One-fourth of nursing home residents who suffer from daily moderate-to-severe pain receive no pain-relieving medication. Nursing home staff rarely incorporate formalized pain assessment protocols in their assessment of residents' pain, which they consider regulatory in nature and ill-suited to the nursing home population. Instead, they use visual and behavioral cues honed from personal knowledge of each resident, according to a study by Katherine Jones, R.N., Ph.D., F.A.A.N., of the Yale University School of Nursing, and her colleagues. The study was supported by the Agency for Healthcare Research and Quality (HS11093).
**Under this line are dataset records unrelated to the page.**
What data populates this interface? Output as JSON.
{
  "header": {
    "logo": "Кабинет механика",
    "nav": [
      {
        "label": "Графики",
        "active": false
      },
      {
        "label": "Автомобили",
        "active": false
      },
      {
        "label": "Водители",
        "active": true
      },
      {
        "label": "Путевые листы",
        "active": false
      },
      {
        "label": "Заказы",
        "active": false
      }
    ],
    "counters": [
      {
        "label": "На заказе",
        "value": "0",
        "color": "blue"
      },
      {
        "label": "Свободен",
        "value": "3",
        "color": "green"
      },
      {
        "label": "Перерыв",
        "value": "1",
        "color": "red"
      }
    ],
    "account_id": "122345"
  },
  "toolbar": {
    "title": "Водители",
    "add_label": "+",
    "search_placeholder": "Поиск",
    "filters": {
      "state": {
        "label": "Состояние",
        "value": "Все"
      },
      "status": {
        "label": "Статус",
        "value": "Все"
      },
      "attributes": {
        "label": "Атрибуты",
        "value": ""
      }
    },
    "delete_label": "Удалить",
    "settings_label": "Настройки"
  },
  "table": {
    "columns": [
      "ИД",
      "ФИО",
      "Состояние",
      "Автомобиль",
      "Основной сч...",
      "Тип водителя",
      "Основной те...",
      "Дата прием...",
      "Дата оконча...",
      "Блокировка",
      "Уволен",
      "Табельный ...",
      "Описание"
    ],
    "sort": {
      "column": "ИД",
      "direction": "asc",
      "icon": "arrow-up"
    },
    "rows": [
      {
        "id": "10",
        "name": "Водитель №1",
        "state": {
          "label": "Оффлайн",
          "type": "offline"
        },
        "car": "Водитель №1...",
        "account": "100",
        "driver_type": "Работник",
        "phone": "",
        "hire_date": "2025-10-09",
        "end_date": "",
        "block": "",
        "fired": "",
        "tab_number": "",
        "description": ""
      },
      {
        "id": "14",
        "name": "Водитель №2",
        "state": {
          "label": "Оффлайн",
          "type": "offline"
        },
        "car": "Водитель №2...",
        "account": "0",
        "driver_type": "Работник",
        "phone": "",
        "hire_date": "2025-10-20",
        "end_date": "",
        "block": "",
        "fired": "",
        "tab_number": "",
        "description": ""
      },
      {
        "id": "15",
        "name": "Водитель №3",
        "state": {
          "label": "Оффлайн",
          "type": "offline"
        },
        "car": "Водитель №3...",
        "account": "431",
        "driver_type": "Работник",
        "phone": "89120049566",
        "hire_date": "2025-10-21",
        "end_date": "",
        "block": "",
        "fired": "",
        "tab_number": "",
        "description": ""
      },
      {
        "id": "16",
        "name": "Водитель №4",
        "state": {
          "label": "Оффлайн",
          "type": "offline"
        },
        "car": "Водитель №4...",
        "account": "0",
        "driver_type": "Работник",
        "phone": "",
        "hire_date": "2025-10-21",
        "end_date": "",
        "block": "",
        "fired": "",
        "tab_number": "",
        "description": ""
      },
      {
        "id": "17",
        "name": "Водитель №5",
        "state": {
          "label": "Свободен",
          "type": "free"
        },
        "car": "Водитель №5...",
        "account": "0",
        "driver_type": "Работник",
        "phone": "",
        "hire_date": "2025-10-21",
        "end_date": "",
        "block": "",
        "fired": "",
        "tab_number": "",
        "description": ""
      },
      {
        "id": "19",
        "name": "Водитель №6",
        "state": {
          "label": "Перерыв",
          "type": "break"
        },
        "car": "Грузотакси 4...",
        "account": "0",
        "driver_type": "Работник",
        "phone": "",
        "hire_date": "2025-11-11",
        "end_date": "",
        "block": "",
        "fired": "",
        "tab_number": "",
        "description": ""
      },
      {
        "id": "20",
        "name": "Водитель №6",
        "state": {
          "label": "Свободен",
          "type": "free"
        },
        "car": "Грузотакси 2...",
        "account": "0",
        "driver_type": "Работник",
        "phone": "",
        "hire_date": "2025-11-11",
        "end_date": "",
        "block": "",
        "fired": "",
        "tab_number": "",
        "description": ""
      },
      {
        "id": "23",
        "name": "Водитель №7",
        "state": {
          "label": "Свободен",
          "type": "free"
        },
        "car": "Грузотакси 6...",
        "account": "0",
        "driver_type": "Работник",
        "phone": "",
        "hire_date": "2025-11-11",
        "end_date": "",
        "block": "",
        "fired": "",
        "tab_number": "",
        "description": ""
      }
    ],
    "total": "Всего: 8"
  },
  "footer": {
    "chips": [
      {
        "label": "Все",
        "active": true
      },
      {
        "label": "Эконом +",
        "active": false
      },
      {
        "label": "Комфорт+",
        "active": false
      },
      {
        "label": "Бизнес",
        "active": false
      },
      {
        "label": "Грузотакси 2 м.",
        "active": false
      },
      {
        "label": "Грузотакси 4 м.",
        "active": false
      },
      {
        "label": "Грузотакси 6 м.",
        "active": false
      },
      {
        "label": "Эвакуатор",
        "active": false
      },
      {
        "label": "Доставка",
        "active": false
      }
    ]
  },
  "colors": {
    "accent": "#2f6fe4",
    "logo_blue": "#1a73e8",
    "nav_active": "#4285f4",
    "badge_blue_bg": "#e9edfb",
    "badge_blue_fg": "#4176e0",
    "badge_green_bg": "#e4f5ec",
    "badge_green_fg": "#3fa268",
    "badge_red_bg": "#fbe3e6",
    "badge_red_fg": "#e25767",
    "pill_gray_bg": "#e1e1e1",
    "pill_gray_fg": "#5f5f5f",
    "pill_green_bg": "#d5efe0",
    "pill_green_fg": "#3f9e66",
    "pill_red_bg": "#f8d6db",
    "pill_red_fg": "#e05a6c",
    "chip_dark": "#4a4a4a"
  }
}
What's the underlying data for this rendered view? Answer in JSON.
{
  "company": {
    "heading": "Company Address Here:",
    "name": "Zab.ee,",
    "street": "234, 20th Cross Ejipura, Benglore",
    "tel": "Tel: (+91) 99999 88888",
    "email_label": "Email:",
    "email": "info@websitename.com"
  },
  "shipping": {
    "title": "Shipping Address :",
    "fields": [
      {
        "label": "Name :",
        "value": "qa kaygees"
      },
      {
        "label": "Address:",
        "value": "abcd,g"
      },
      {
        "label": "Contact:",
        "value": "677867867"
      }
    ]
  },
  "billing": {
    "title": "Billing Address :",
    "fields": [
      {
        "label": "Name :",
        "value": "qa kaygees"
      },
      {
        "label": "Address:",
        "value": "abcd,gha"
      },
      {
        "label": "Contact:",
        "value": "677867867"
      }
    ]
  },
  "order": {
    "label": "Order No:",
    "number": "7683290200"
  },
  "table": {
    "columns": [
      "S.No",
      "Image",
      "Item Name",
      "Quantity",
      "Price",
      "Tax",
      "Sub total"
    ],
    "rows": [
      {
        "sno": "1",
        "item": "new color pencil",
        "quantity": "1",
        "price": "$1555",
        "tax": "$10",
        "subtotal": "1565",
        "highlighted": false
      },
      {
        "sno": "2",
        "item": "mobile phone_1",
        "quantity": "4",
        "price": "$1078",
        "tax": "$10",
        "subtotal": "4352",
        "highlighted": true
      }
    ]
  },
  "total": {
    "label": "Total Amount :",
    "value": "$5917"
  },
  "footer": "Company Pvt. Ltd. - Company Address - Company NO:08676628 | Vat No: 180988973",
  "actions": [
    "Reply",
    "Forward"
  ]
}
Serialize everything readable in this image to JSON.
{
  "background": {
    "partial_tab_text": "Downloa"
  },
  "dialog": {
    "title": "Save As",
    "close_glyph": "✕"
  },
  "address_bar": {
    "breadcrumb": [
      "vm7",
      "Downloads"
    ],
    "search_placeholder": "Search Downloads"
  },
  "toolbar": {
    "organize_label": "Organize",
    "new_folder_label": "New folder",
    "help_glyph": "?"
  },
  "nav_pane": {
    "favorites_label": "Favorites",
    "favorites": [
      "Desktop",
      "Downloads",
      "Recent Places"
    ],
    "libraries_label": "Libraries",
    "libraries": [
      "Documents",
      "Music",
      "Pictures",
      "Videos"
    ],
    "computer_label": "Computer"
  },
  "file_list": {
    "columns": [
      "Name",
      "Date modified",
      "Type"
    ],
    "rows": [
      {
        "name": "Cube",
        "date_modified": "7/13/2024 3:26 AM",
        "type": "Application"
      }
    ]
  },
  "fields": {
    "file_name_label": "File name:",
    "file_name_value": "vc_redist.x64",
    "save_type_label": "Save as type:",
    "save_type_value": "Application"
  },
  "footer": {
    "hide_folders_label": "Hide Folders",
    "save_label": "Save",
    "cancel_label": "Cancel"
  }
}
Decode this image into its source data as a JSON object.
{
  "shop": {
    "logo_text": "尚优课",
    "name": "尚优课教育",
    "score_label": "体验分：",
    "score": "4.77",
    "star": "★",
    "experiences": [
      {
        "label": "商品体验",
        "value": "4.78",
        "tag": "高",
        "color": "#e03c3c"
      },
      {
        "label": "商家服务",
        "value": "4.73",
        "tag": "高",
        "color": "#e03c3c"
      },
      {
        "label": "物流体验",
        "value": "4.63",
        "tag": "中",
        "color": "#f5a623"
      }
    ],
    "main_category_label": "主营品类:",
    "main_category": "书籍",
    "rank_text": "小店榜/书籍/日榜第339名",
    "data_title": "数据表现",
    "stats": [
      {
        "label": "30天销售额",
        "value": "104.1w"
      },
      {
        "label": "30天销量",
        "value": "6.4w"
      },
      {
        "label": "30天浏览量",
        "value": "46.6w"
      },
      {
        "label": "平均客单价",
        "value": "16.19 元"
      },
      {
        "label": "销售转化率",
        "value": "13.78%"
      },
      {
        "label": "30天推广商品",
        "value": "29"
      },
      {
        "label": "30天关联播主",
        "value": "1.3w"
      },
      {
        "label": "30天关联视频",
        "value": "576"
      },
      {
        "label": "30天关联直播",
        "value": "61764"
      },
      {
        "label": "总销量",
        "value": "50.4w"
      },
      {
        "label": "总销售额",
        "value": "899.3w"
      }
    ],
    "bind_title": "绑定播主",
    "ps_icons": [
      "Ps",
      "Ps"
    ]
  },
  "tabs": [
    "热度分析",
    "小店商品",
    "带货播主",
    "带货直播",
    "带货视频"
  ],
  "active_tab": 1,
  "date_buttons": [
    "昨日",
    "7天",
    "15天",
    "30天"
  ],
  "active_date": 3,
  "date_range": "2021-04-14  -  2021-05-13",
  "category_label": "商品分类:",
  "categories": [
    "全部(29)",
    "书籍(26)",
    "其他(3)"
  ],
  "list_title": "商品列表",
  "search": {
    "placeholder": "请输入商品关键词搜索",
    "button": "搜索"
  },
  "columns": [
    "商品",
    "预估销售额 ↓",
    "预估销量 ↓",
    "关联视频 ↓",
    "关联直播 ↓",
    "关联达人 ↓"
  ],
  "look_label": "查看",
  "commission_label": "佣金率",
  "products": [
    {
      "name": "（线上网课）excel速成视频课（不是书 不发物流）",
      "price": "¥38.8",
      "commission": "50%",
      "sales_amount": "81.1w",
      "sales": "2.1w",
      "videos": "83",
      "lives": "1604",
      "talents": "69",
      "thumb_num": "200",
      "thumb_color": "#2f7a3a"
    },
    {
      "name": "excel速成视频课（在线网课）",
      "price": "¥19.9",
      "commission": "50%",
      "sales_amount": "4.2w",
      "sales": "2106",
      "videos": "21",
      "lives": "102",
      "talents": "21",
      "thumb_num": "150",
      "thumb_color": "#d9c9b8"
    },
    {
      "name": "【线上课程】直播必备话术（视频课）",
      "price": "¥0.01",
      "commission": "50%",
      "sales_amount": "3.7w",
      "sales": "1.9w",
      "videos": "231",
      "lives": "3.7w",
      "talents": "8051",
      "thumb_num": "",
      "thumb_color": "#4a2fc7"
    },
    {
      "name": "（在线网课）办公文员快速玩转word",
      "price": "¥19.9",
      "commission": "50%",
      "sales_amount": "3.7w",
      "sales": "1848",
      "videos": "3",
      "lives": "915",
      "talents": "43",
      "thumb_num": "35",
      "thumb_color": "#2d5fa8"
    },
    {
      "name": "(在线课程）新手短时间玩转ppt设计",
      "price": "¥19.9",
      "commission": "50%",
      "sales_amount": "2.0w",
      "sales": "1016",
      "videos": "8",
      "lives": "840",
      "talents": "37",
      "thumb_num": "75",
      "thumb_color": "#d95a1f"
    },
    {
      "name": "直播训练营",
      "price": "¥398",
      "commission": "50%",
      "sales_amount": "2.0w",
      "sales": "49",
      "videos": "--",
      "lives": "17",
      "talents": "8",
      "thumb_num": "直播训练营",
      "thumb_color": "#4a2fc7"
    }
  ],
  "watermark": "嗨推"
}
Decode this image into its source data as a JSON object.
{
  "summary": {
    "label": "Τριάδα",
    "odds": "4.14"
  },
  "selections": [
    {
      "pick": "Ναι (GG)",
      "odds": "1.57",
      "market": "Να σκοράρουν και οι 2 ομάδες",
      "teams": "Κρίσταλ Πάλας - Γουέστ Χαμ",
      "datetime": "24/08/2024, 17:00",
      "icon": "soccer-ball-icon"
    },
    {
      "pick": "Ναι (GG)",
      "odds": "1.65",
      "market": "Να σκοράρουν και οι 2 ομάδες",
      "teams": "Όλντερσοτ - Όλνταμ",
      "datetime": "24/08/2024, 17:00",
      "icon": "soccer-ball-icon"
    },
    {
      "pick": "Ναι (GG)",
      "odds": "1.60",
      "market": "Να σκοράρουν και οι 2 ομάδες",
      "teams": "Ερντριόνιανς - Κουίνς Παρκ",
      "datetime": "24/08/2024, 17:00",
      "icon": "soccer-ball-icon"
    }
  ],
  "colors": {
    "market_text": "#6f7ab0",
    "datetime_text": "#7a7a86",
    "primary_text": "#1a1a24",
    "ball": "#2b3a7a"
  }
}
The researchers analyzed discussions of 21 focus groups involving staff from 12 nursing homes. The discussions underscored the uncertainties of pain assessment and ambiguities of the pain experience. To overcome these ambiguities, nursing home staff used a variety of behavioral and visual cues to assess each resident's pain. Knowing a resident's usual behavior was central to identifying pain cues. However, pain cues were often complicated by challenging resident behaviors (family manipulation or desire for attention), generational attitudes about pain, such as stoicism, and fear of addiction to pain medication.

All levels of staff mentioned the physician as a critical person involved in meeting the pain-management needs of residents. Certified nursing assistants viewed their contributions as minimized by nursing staff and said that they were often reproved or ignored when they reported resident pain. As a result, some had lapsed into silent observation rather than pain relief advocacy.

Formal pain assessment protocols might identify pain missed by nurses' observations, note the researchers. They suggest that use of formal pain assessment protocols in nursing homes might improve if the protocols were refined to incorporate nurses' familiarity with pain cues and their awareness of residents' internal barriers to reporting pain.

See "Pain assessment practices with nursing home residents," by Lauren Clark, R.N., Ph.D., Dr. Jones, and Karen Pennington, R.N., M.S., in the November 2004 Western Journal of Nursing Research 26(7), pp. 733-750.